= 1972 Karachi labour unrest =

In 1972, Pakistan's largest city, Karachi, witnessed major labour unrest in its industrial areas of S.I.T.E Industrial Area and Korangi-Landhi. Several protesting workers were killed or injured by police during this period. In a number of cases, workers briefly occupied their factories.

== Background ==

=== 1958–1968: Ayub Khan’s military rule and labor repression ===
Under Ayub Khan's military rule, the industrial sector thrived, while the working class suffered significantly. Labor activists were frequently arrested, tried in military courts, and trade unions were restricted. Such an environment led to mounting frustration among workers and students, culminating in the 1968 movement, which ultimately ousted Ayub Khan and led to Yahya Khan’s succession.

=== 1969–1971: Yahya Khan's tenure and labor retrenchment ===
Yahya Khan's military regime continued to repress labor movements, imposing strict controls to prevent strikes and lockouts. During his tenure, approximately 45,000 workers in Karachi were retrenched. This period saw increasing militancy among labor groups, setting the stage for further unrest under the new civilian government.

=== 1971–1972: Rise of the Pakistan People's Party and labor unrest ===
When the Pakistan People's Party (PPP) came to power under Zulfikar Ali Bhutto on December 20, 1971, workers initially felt hopeful due to Bhutto's anti-industrialist and socialist agenda.

Early 1972 saw a surge in labor activism, with notable incidents such as the occupation of Dawood Mills in Karachi, led by Aziz-ul-Hasan and Riaz Ahmed. Between January and May, approximately 150 factories were encircled, with industrialists appealing to the president for intervention. However, the response from the state was harsh, and several workers were killed, imprisoned, or allegedly assaulted during police interrogations.

== Labor unrest ==

=== 1972: Protests ===
The Karachi labor unrest began on June 6, 1972, with a protest at Feroz Sultan Mills in S.I.T.E. Town. Workers demanded wages and their share of the workers' participatory fund. On June 7, the state responded by ordering police to fire on peaceful protesters, resulting in the deaths of three workers, including Shoaib Khan, a leading figure in the Muttahida Mazdoor Federation.

The next day, a procession formed for Khan's funeral; it soon escalated into a mass protest. Police then opened fire again, killing 10 workers and injuring dozens more.

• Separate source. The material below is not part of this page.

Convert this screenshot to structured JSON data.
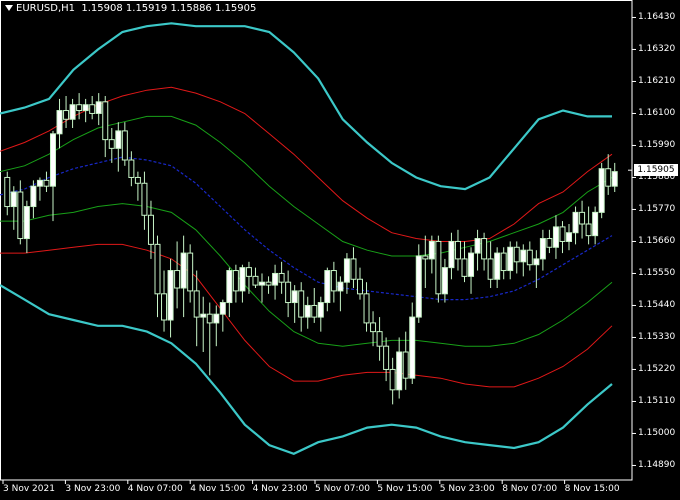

This sparked a large-scale strike, closing over 900 industrial units and paralyzing Karachi's industrial zones. The strike ended on June 18 after a tribunal was established, but brutal repression still followed with around 1,200 workers arrested.

Labor unrest continued in Landhi Town where striking workers occupied mills and refused to return to work. On October 18, police and military forces bulldozed factory walls to suppress the protests, resulting in the deaths of around 100 workers. Dawn reported that the conflict began over wage demands in a government-run machine tool factory which then spread to nearby textile mills. Paramilitary forces ultimately quashed the protests by force.

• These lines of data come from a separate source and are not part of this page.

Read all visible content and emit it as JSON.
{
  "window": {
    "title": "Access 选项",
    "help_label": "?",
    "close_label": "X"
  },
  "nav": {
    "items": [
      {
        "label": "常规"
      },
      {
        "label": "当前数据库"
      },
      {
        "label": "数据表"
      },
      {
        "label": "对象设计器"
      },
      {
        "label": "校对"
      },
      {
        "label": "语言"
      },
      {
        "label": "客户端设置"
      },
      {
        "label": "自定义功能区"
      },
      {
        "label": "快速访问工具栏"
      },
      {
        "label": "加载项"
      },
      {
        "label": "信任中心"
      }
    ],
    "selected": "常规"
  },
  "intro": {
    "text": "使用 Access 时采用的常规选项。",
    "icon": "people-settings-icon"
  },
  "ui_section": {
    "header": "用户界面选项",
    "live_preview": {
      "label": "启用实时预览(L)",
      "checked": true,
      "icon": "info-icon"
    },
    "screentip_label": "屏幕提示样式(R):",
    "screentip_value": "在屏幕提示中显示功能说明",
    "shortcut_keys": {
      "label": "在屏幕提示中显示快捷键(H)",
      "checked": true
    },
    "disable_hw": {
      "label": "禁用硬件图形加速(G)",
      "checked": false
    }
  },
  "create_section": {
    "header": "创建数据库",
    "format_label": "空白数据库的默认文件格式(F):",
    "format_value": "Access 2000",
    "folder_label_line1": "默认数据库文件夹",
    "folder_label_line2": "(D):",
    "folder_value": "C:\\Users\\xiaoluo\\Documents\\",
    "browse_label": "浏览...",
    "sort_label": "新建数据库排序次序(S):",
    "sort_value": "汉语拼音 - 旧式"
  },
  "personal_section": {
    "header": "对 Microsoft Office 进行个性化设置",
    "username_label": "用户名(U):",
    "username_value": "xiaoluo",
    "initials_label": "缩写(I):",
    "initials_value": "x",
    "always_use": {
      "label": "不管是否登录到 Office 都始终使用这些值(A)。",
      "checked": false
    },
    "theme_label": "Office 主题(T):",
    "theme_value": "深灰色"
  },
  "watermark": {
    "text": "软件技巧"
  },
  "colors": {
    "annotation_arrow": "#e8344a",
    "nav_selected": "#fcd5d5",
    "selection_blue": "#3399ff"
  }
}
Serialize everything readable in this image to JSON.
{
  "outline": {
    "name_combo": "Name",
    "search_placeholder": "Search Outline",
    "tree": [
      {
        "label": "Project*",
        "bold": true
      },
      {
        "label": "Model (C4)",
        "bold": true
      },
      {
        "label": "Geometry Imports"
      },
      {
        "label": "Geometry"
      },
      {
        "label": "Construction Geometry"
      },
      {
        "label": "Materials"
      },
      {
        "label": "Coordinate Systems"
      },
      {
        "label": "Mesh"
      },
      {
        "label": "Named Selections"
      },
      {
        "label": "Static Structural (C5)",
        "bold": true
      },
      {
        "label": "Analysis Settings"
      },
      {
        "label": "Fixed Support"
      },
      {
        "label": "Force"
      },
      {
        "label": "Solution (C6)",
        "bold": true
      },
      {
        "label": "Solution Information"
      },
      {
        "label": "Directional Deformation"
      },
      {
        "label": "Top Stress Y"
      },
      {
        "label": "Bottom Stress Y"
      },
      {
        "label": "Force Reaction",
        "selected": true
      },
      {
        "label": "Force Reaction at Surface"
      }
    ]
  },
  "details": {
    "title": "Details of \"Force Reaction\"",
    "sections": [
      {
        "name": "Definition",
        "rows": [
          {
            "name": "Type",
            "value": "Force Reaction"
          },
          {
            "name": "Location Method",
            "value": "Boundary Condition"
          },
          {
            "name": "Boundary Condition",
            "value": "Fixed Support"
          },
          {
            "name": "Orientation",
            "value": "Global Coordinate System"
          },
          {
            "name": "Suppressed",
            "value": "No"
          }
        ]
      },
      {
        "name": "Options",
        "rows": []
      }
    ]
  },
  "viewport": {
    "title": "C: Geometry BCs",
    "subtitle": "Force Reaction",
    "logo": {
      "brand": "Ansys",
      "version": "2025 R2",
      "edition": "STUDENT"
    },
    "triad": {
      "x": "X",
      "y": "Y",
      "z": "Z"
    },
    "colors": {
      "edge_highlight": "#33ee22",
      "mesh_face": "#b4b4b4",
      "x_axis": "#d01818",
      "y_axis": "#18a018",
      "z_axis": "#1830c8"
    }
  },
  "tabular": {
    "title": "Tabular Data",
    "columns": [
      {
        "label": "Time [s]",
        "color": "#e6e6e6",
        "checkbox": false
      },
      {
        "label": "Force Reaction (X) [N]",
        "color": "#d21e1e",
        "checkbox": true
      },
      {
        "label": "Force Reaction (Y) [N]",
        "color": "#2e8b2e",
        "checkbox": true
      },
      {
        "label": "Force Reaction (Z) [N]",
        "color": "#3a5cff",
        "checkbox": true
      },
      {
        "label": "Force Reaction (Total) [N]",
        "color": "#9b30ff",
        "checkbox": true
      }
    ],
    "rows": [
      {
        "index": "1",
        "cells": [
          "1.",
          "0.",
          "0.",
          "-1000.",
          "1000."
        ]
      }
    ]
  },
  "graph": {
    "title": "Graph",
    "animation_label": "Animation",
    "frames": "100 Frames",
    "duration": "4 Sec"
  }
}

Trade unionist Karamat Ali later explained that these protests erupted because workers, inspired by Bhutto's campaign promises, expected more comprehensive reforms than the labor policy announced in February 1972. When the policy fell short, workers mobilized in large numbers, prompting Bhutto to respond with force.

=== 1973–1977: Aftermath and continued repression ===
Over the following years, Bhutto's government continued to crack down on labor movements nationwide. Prominent labor leaders, such as Bawar Khan, Tufail Abbas, and Meraj Muhammad Khan, faced imprisonment, torture, and harassment. In October 1974, Bhutto further restricted trade unions through a presidential ordinance, earning praise from the industrial sector for its effectiveness in curbing labor activities.

By 1975, labor movements slowed down as unions became entangled in numerous legal battles.

In 1977, Bhutto's regime was overthrown by Muhammad Zia-ul-Haq, marking an even darker period for labor rights as Zia intensified the repression of trade unions.

== Legacy ==
To honor the workers killed during the 1972 protests, Benaras Chowk was renamed Shaheed Chowk (Martyr's Square) and later Bacha Khan Chowk.

A Shaheed Mazdoor Yadgari Committee was established to hold public meetings commemorating fallen workers. Additionally, a memorial monument with the words "Mazdoor Shaheed" was erected at the S.I.T.E. graveyard.